„In Saarbrücken gibt es zu wenig Live-Musik“

Eine lebendige Musikszene lebt nicht nur von großen Konzerten. Herzstück des kulturellen Stadtlebens sind auch Musikkneipen, die regelmäßig Auftrittsmöglichkeiten bieten. Wir stellen deren Betreiber vor. Heute: Peter Hofmann und das Wonga.

"No worries", "Keine Sorgen", ist nicht nur das Lebensmotto der Australier, sondern auch das von Peter Hofmann (53). Wer zuversichtlich in die Welt blickt, nimmt auch den Zufall wahr, beschreibt der Inhaber des Restaurants "Wongar Australien House", zu dem auch der Pub "Down Under" gehört. Dass der Saarbrücker seit Juni 2011 die Gastronomie zum Hobby hat, sei "so ein glücklicher Zufall", sagt der hauptberufliche IT-Fachmann. Gemeinsam mit seiner Lebensgefährtin Marina Christen war er lange Zeit Stammgast in dem australischen Restaurant in der Altneugasse. "Ich mag das Essen, aber auch Land, Kultur. Ich habe Familie in Melbourne. Und wir haben sogar mit dem Gedanken gespielt auszuwandern und in Australien ein Bed-and-Breakfast aufzumachen."

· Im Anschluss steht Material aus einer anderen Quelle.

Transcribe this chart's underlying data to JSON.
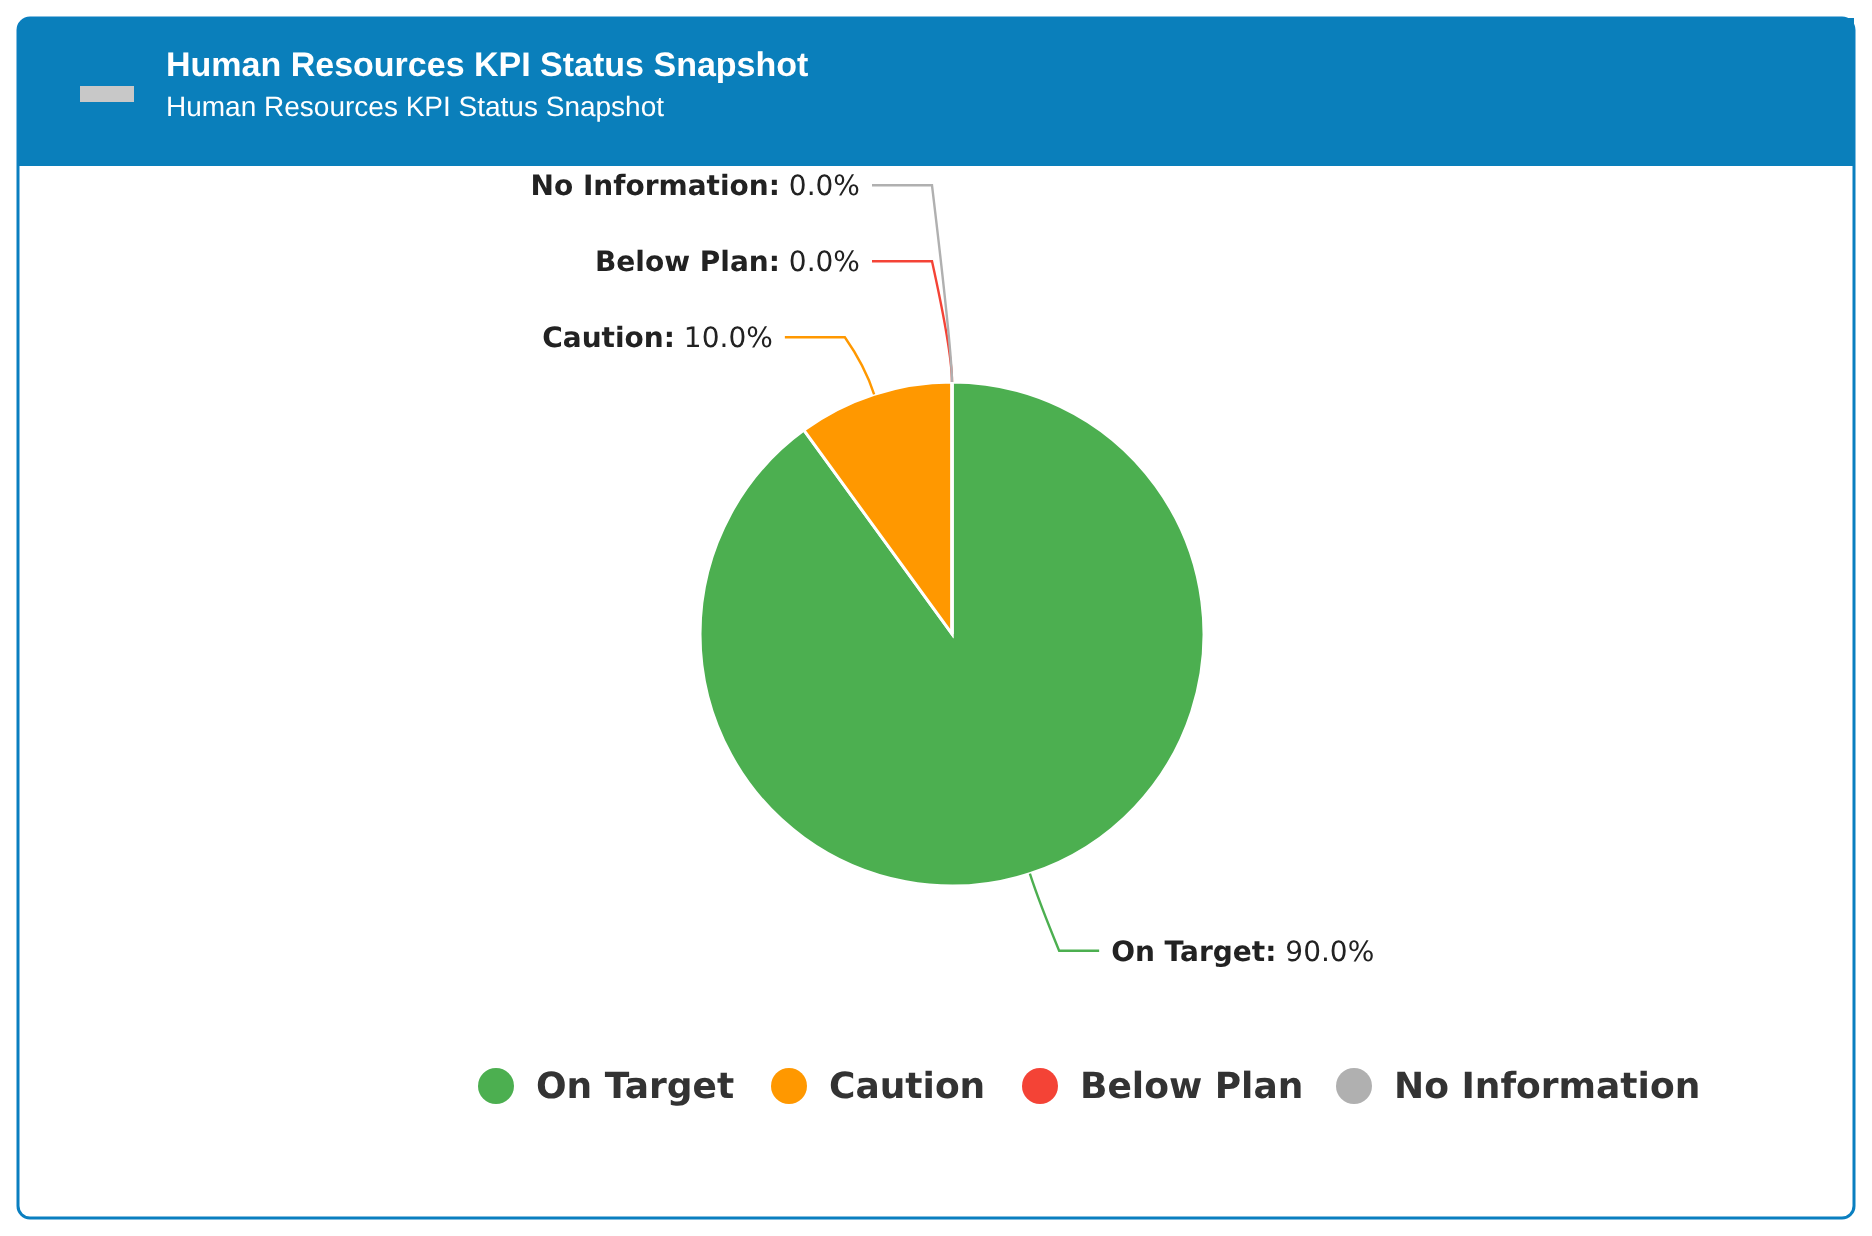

Doch im Februar 2011 erzählt ihnen der Vorbesitzer, dass er das Restaurant abgeben wolle und schon Interessenten vorstellig wurden, die daraus ein Pizza-und-Pasta-Bistro machen wollten. Hofmann wird hellhörig. "Aus dem Pub im Gewölbekeller hätte man dann einen Lagerraum gemacht", sagt er und schüttelt den Kopf, "aber das konnte ich nicht zulassen." In den 70er- und 80er- Jahren hieß der Pub "Die Bimmel" und "war absoluter Kult. Als Schüler und junger Mann verbrachte ich meine Nächte hier". Die Pläne auszuwandern, verschieben Hofmann und Christen, eine gelernte Restaurantfachfrau, und übernehmen stattdessen das Saarbrücker Lokal. Von Anfang an organisieren sie Konzerte im Pub, "weil in Saarbrücken zu wenige Live-Musik-Events stattfinden", findet Hofmann. Fast jedes Wochenende treffen sich im Down Under, das an die irisch-australischen Pubs an der Südküste von Victoria anlehnt ist, nicht nur Burger-und Bierliebhaber, sondern auch Musikfans.

Die Musik wechselt zwischen Rock und Folk, Surf- und Beatmusik, Singer-Songwriter oder Bands wie "Memphis" oder "Gin & Tonic", die Coversongs neu interpretieren und demnächst hier auftreten.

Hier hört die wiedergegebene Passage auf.